Illinois has been under a statewide mask mandate for more than a year, which states:

"Any individual who is over age two and able to medically tolerate a face covering (a mask or cloth face covering) shall be required to cover their nose and mouth with a face covering when in a public place and unable to maintain at least a six-foot social distance. This requirement applies whether in an indoor space, such as a store, or in an outdoor space."

A review paper published in The Journal of Infectious Diseases by researchers at the University of California, San Francisco, found that less than 10% of transmission occurs outdoors and the odds of spreading the virus indoors were 19 times higher, NBC News reports.

Sen. Rand Paul, R-Ky., criticized Dr. Anthony Fauci for wearing a face mask after having been vaccinated. “You parade around in a mask for show,” Paul told Fauci on Thursday. “Here we go again with the theater," Fauci responded. "Let me just state for the record that masks are not theater."

Some medical experts have increasingly called for mask restrictions to be eased for outdoor activities.

Dr. Ashish Jha, dean of the Brown University School of Public Health in Providence, Rhode Island, told NBC News that wearing masks indoors should still be required, but said outdoor infections are rare and mostly tend to happen when large groups gather in confined spaces for long periods of time.

“At this point in the pandemic, with more than half of Americans vaccinated, it's pretty reasonable to start thinking about peeling back outdoor mask mandates," Jha said.

Dr.

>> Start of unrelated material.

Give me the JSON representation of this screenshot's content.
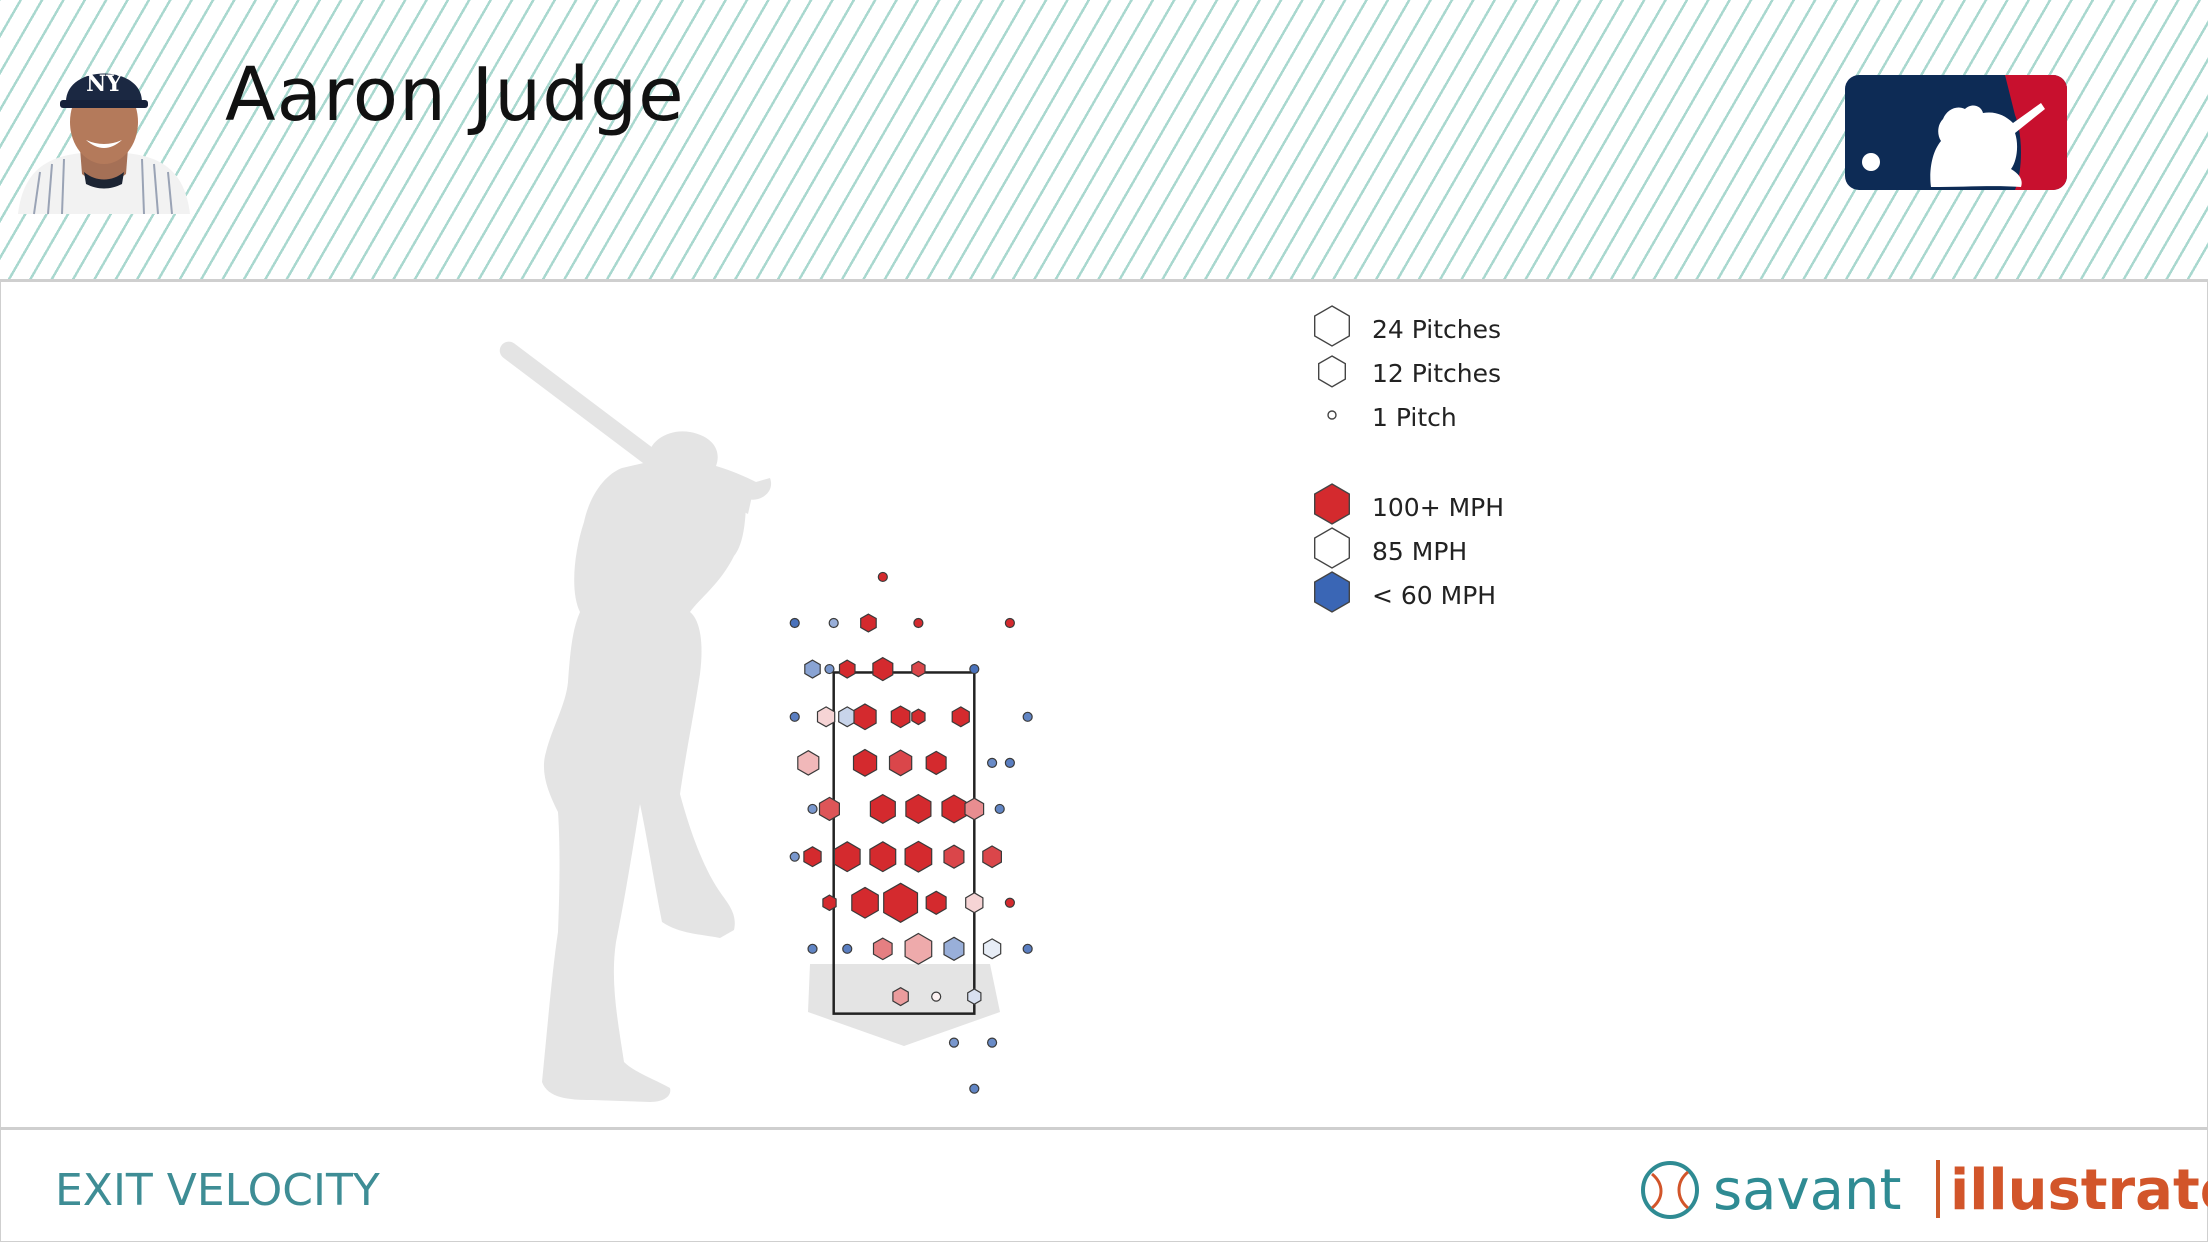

Paul Sax, clinical director of infectious diseases at Brigham and Women’s Hospital in Boston, Massachusetts, also agreed, writing in a blog post on the New England Journal of Medicine website that it might be time to lift the mandates, especially in places were people can safely distance.

“Transmissions do not take place between solitary individuals going for a walk, transiently passing each other on the street, a hiking trail, or a jogging track,” Sax wrote. “That biker who whizzes by without a mask poses no danger to us, at least from a respiratory virus perspective.”

Sax similarly stressed that indoor mask regulations should persist, at least until more people are vaccinated.

The CDC has issued new guidance for summer camps.

However, experts at Northwestern University argue keeping masks on when you're outside — even after you're vaccinated — is not only a "social courtesy,” but also helps "model the behavior" for children, who can't yet get the shot. A mask shows “your civic engagement, the fact that you’re committed," said Mercedes Carnethon, vice chair of preventative medicine at Northwestern University Feinberg School of Medicine. "You’re sending a signal that you’re behaving in socially appropriate ways.”